Adakah Nabi Muhammad menyalati Ibrahim putranya ?

Adakah Nabi Muhammad menyalati Ibrahim putranya ?

Salah satu alasan yang mengatakan bahwa salat jenazah anak kecil itu tidak wajib adalah riwayat yang mengatakan bahwa Rasulullah tidak menyalati putranya yaitu Ibrahim yang wafat ketika masih kecil. Tapi ada pula riwayat yang mengatakan bahwa beliau menyalatinya. Mana yang lebih kuat?

  • a.
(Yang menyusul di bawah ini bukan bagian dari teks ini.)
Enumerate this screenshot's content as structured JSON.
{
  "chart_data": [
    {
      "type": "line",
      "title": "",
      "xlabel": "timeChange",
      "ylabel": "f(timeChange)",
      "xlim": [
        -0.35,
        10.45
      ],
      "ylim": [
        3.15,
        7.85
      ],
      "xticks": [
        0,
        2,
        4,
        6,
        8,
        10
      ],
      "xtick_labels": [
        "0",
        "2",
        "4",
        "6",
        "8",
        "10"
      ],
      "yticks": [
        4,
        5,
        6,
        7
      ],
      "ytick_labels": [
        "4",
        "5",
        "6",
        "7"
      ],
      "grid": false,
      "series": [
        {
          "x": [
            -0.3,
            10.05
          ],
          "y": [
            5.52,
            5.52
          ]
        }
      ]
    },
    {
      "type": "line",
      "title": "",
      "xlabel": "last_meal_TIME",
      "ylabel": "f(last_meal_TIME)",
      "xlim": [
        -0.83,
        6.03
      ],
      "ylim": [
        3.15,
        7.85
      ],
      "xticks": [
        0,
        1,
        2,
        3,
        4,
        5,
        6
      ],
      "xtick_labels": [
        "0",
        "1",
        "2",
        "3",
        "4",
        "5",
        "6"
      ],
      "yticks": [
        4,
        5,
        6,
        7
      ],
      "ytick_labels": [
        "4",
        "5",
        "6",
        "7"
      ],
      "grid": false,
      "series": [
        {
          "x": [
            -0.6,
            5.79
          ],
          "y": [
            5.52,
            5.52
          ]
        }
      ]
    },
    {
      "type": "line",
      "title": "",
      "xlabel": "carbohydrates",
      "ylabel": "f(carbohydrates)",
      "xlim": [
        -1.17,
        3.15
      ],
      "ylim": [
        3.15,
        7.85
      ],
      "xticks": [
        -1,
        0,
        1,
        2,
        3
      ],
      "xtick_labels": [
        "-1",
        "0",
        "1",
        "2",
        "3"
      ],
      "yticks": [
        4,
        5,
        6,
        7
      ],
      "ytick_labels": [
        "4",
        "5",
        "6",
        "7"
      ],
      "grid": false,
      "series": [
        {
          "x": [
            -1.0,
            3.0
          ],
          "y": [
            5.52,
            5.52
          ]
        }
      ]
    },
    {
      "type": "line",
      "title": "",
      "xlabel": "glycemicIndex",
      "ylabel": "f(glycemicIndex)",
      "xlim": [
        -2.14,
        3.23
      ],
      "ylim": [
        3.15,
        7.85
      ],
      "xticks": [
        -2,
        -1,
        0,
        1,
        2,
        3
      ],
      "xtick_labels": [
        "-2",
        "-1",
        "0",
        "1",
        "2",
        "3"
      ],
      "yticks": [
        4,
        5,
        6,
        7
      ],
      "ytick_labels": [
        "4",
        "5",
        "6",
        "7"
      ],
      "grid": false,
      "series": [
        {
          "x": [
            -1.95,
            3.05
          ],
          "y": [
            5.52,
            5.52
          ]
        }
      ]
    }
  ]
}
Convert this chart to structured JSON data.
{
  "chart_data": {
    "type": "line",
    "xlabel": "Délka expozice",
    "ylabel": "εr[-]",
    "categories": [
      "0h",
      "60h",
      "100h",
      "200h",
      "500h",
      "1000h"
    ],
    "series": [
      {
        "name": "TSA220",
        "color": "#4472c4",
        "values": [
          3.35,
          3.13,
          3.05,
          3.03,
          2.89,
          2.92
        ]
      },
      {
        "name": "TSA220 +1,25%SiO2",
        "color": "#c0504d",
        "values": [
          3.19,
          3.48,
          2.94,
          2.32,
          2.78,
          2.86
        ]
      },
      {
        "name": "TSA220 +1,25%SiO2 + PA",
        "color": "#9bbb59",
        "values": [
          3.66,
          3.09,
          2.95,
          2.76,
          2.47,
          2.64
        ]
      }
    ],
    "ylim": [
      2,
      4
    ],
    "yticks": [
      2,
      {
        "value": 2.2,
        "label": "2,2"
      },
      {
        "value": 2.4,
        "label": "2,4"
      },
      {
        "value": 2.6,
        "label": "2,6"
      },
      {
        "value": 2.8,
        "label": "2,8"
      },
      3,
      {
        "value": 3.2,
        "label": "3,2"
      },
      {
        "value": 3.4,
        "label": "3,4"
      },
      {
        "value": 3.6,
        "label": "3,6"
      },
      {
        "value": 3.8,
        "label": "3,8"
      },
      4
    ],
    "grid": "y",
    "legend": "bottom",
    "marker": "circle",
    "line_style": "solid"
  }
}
Riwayat menyalati

1. Riwayat Al-Bara` bin ‘Azib

Diriwayatkan dari Al-Bara` bin ‘Azib ra, seperti yang diriwayatkan oleh Imam Ahmad dalam musnadnya,

حَدَّثَنَا أَسْوَدُ بْنُ عَامِرٍ، حَدَّثَنَا إِسْرَائِيلُ، عَنْ جَابِرٍ، عَنْ عَامِرٍ، عَنْ الْبَرَاءِ بْنِ عَازِبٍ، قَالَ: صَلَّى رَسُولُ اللهِ صَلَّى اللهُ عَلَيْهِ وَسَلَّمَ عَلَى ابْنِهِ إِبْرَاهِيمَ وَمَاتَ، وَهُوَ ابْنُ سِتَّةَ عَشَرَ شَهْرًا، وَقَالَ: " إِنَّ لَهُ فِي الْجَنَّةِ مَنْ تُتِمُّ رَضَاعَهُ وَهُوَ صِدِّيقٌ "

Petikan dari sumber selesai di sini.